Collectible coins popular with military
This Memorial Day weekend, it might be interesting to know that collectible coins have long been popular with members of the military. The American Legion, on the cusp of its 100th anniversary, is aiming to get Congress to mark the centennial with a limited-edition commemorative coin. This is to raise public awareness of the veterans organization, but money earned will raise awareness for the Legion’s outstanding programs as well.
There is a U.S.A. Vietnam War Commemoration lapel pin that is a lasting memento of the nation’s thanks and to honor the military veterans who served during that war, too.
Roger Sliva, past commander of Adena Post 525, applied for and received acceptance for the Adena Legion to be a Vietnam War Commemoration Partner and has presented programs in remembrance of the war where he served and lost an Adena High School friend, Dale Stock.
We go back even further to World War II, where most Americans today were not even adults and have no understanding of its magnitude.
At that time, 276,000 aircraft were manufactured in the United States, while some 43,000 planes were lost overseas, including 23,000 in combat and 14,000 lost in the continental United States.
The U.S. civilian population maintained a dedicated effort for four years, working long hours, seven days per week and often volunteering for other work. The war was the largest civilian effort in history. These statistics are from the Flight Journal magazine and sent in by Natalie Doty several years ago.

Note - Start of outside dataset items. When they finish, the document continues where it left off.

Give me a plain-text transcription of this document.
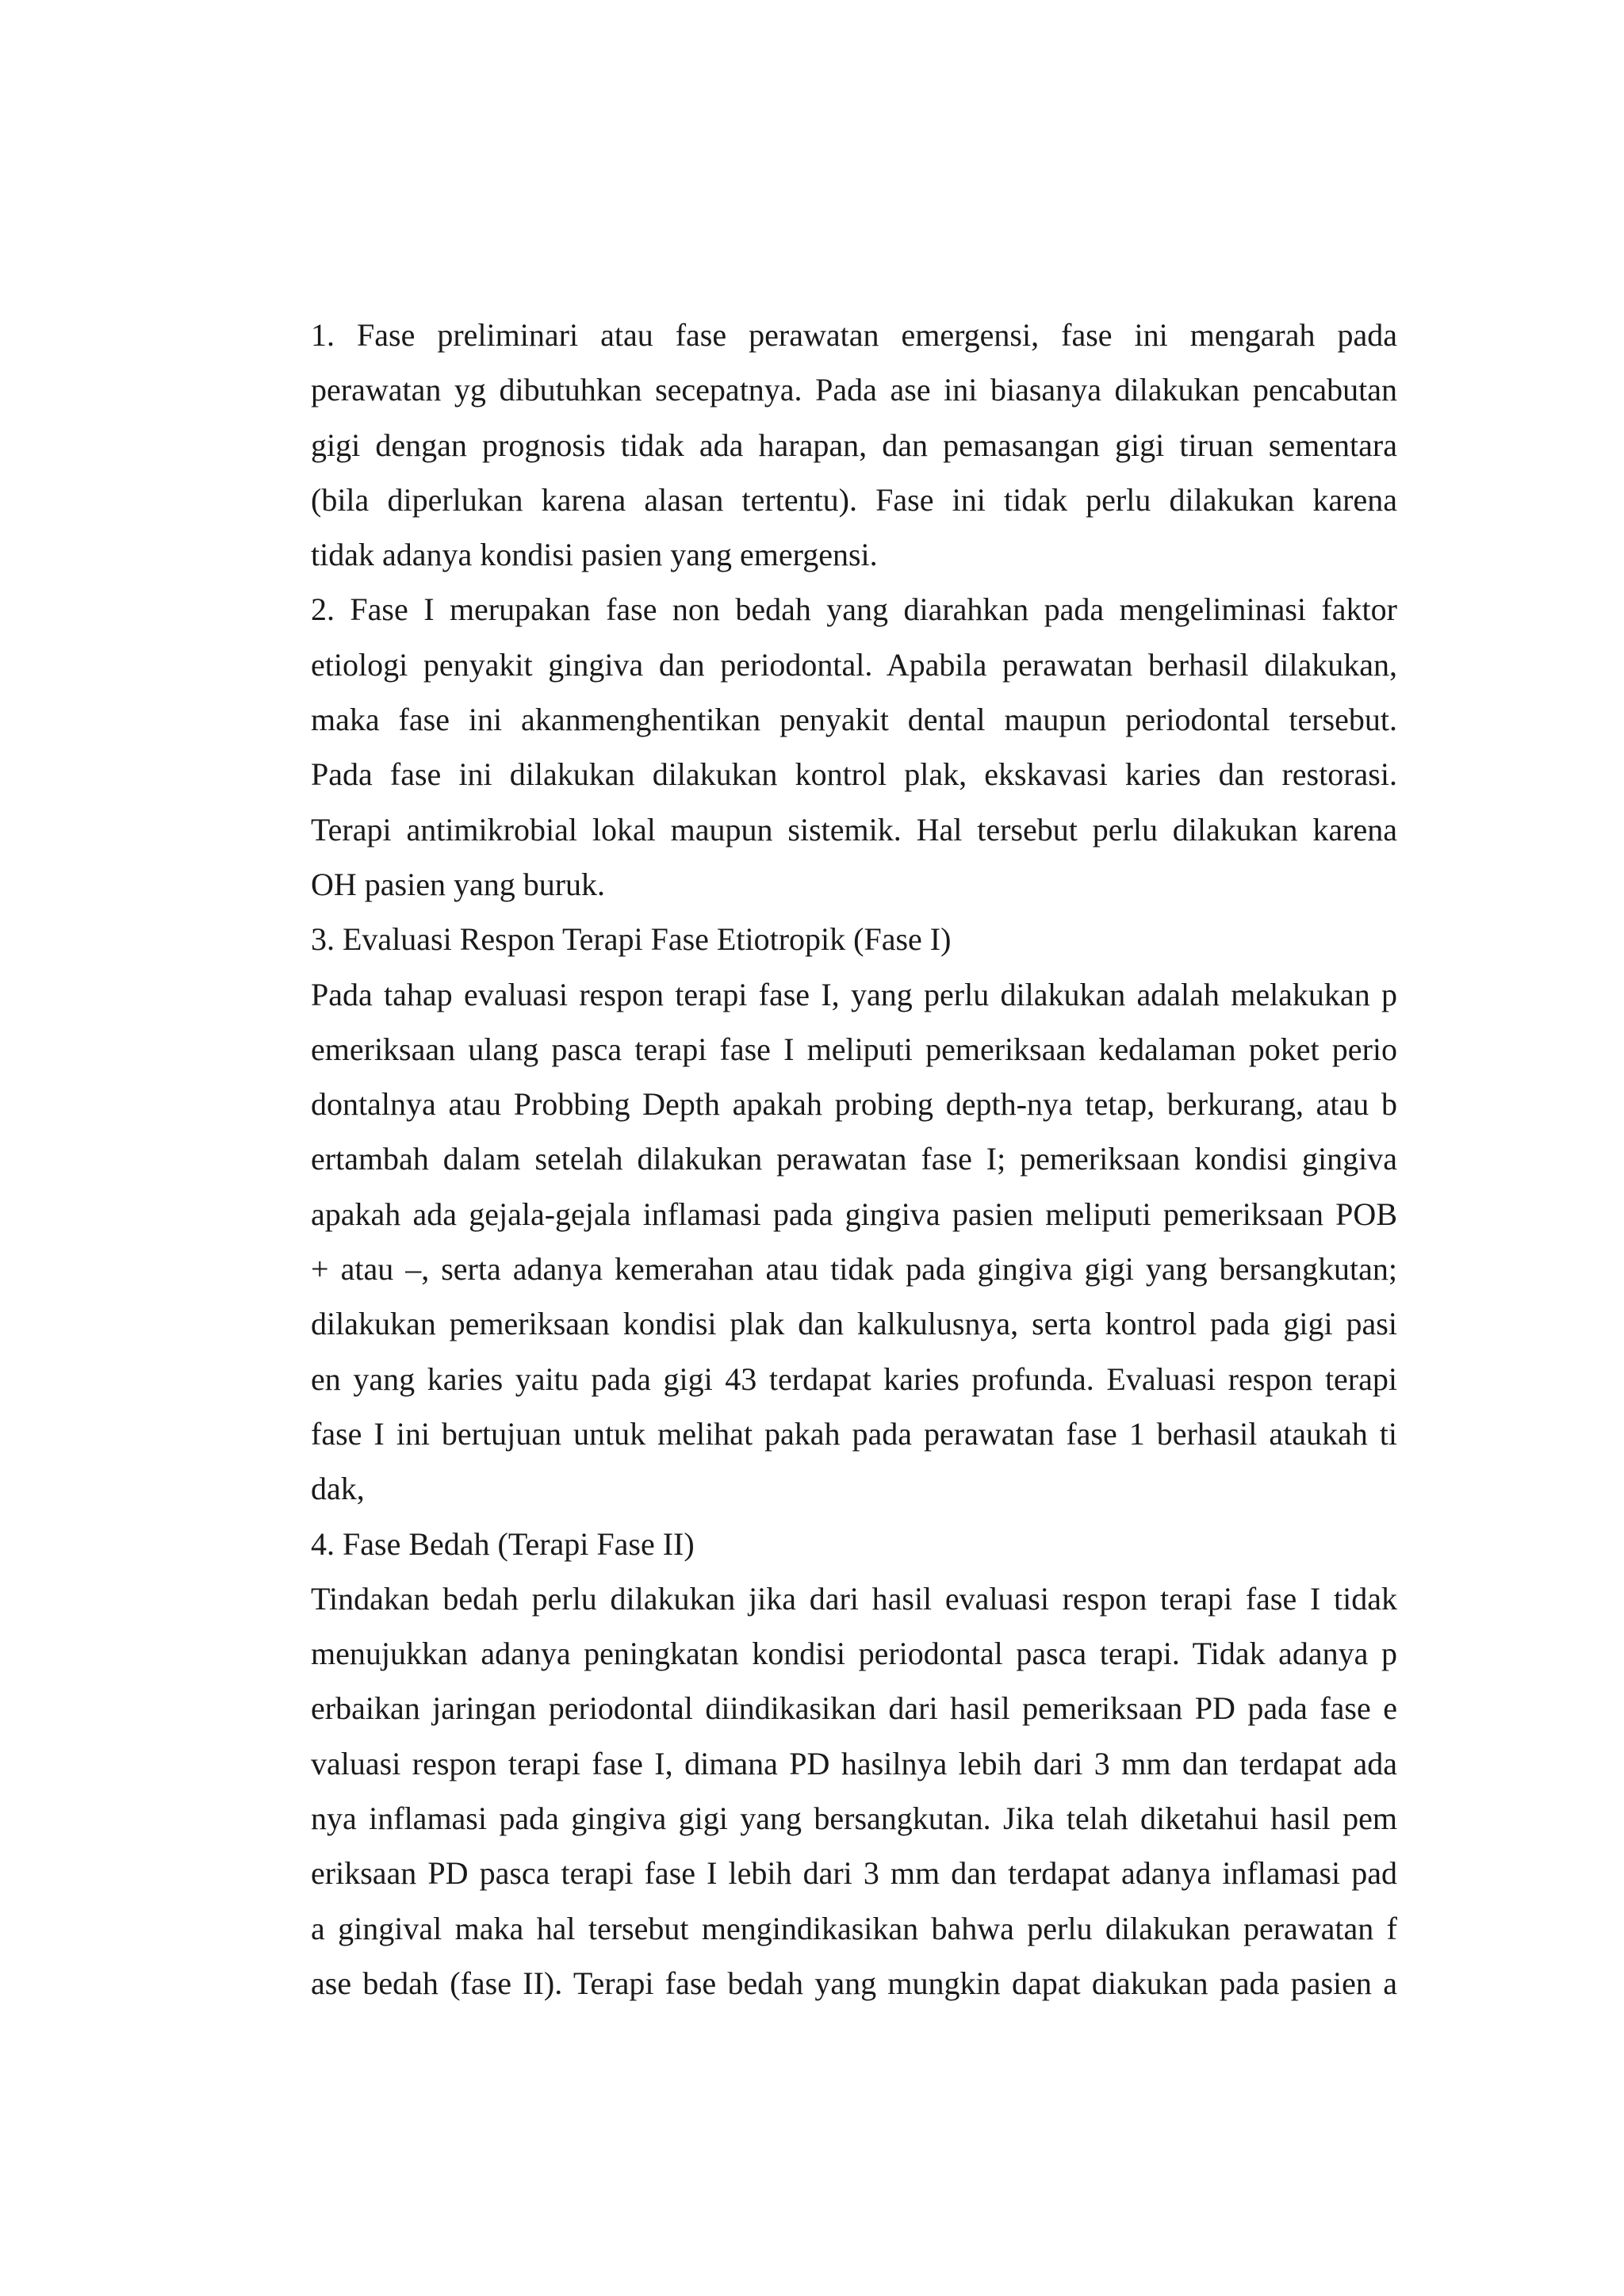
1. Fase preliminari atau fase perawatan emergensi, fase ini mengarah pada
perawatan yg dibutuhkan secepatnya. Pada ase ini biasanya dilakukan pencabutan
gigi dengan prognosis tidak ada harapan, dan pemasangan gigi tiruan sementara
(bila diperlukan karena alasan tertentu). Fase ini tidak perlu dilakukan karena
tidak adanya kondisi pasien yang emergensi.
2. Fase I merupakan fase non bedah yang diarahkan pada mengeliminasi faktor
etiologi penyakit gingiva dan periodontal. Apabila perawatan berhasil dilakukan,
maka fase ini akanmenghentikan penyakit dental maupun periodontal tersebut.
Pada fase ini dilakukan dilakukan kontrol plak, ekskavasi karies dan restorasi.
Terapi antimikrobial lokal maupun sistemik. Hal tersebut perlu dilakukan karena
OH pasien yang buruk.
3. Evaluasi Respon Terapi Fase Etiotropik (Fase I)
Pada tahap evaluasi respon terapi fase I, yang perlu dilakukan adalah melakukan p
emeriksaan ulang pasca terapi fase I meliputi pemeriksaan kedalaman poket perio
dontalnya atau Probbing Depth apakah probing depth-nya tetap, berkurang, atau b
ertambah dalam setelah dilakukan perawatan fase I; pemeriksaan kondisi gingiva
apakah ada gejala-gejala inflamasi pada gingiva pasien meliputi pemeriksaan POB
+ atau –, serta adanya kemerahan atau tidak pada gingiva gigi yang bersangkutan;
dilakukan pemeriksaan kondisi plak dan kalkulusnya, serta kontrol pada gigi pasi
en yang karies yaitu pada gigi 43 terdapat karies profunda. Evaluasi respon terapi
fase I ini bertujuan untuk melihat pakah pada perawatan fase 1 berhasil ataukah ti
dak,
4. Fase Bedah (Terapi Fase II)
Tindakan bedah perlu dilakukan jika dari hasil evaluasi respon terapi fase I tidak
menujukkan adanya peningkatan kondisi periodontal pasca terapi. Tidak adanya p
erbaikan jaringan periodontal diindikasikan dari hasil pemeriksaan PD pada fase e
valuasi respon terapi fase I, dimana PD hasilnya lebih dari 3 mm dan terdapat ada
nya inflamasi pada gingiva gigi yang bersangkutan. Jika telah diketahui hasil pem
eriksaan PD pasca terapi fase I lebih dari 3 mm dan terdapat adanya inflamasi pad
a gingival maka hal tersebut mengindikasikan bahwa perlu dilakukan perawatan f
ase bedah (fase II). Terapi fase bedah yang mungkin dapat diakukan pada pasien a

Germany’s invasion of Poland was Sept. 1, 1939, and the war ended with Japan’s surrender on Sept. 2, 1945. From 1942 onward, America averaged 170 planes a day lost.
There were 9.7 billion gallons of gasoline consumed from 1942 through 1945, with 107.8 million hours flown from 1943-45 and 459.7 billion rounds of aircraft ammo fired overseas from 1942-1945. There were 7.9 million bombs dropped overseas from 1943-45, 2.3 million combat sorties, or take-offs, from 1941-45, with 299,230 aircraft accepted from 1940-45; 808,471 aircraft engines accepted in the same time, as were 799,972 propellers. The most produced combat aircraft was the Ilyushin IL-2 Sturmovik at 36,183.
According to the American Air Force Statistical Digest, in less than four years, 1941-45, the Army
Air Forces lost 14,903 pilots, aircrew and assorted personnel plus 13,873 airplanes inside the continental United States. This was the result of 52,651 aircraft accidents, with 6,039 involving fatalities in 45 months. They average nearly 40 a day. Less than one accident in four resulted in totalled aircraft however.
Almost 1,000 Army planes disappeared enroute from the U.S. to foreign climes. A mouth-dropping 43,581 aircraft were lost overseas, including 22,948 on combat missions against the Western Axis and 20,633 attributed to non-combat causes overseas.
On the average 6,600 American service men died per month during WWII, about 220 a day. By war’s end, more than 40,000 airmen were captured. Half of the 5,400 held by the Japanese died in captivity, compared with one-third in German hands. Total casualties were 121,867.
Whether there will be another war like WWII is doubtful. Fighters and bombers gave way to helicopters and remote-controlled drones over Afghanistan and Iraq. But within living memory, airmen left the ground in 1,000 plane formations and fought major battles five miles high, leaving a legacy that remains timeless.
John L. Harrison Jr., 96, was one of America’s first black airmen, being part of nearly 1,000 pilots training as a segregated unit within the Army Air Force, and died March 22. Ambrose Bolling often talked about knowing him.
The Jefferson County Veterans Service Commission started a coffee- and-doughnuts hour back in January, and other Legion posts have carried it on. I became friends with Schelley Brooks, county Veterans Service Commission executive director, and she asked the Steubenville American Legion David Walker Post 274 and the Adena Post 525 to host coffee-and- doughnut sessions to bring veterans together. They are intended to give the service men and women a chance to get together and talk. At the Adena post, Fred Koehler was recognized for his contribution in the battle for freedom in World War II, so long ago.
The Amsterdam VFW Post 232 will host the “All About Veterans” breakfast June 21 at 412 Liberty St. Veterans and their families are invited. Schelley addresses her e-mails as “Knock, knock,” saying she always knocks before given entrance to a house or business and feels she should do the same with e-mails.
There was the war in Korea that took place from 1950-53. Though most attention has focused on the war’s first year, bloody fighting persisted throughout the entire war. Some 46 percent of the American casualties were sustained between mid-1951 and 1953.
On March 29, 1973, the last combat troops withdrew from Vietnam, and the last prisoners of war held in North Vietnam arrived on American soil. It is the date President Richard Nixon chose for the first Vietnam Veterans Day in 1974.
Tomorrow is Memorial Day. It would be nice to go to a program and pay homage to those who served, perhaps died or were wounded fighting for us. And don’t forget to thank a veteran for his service.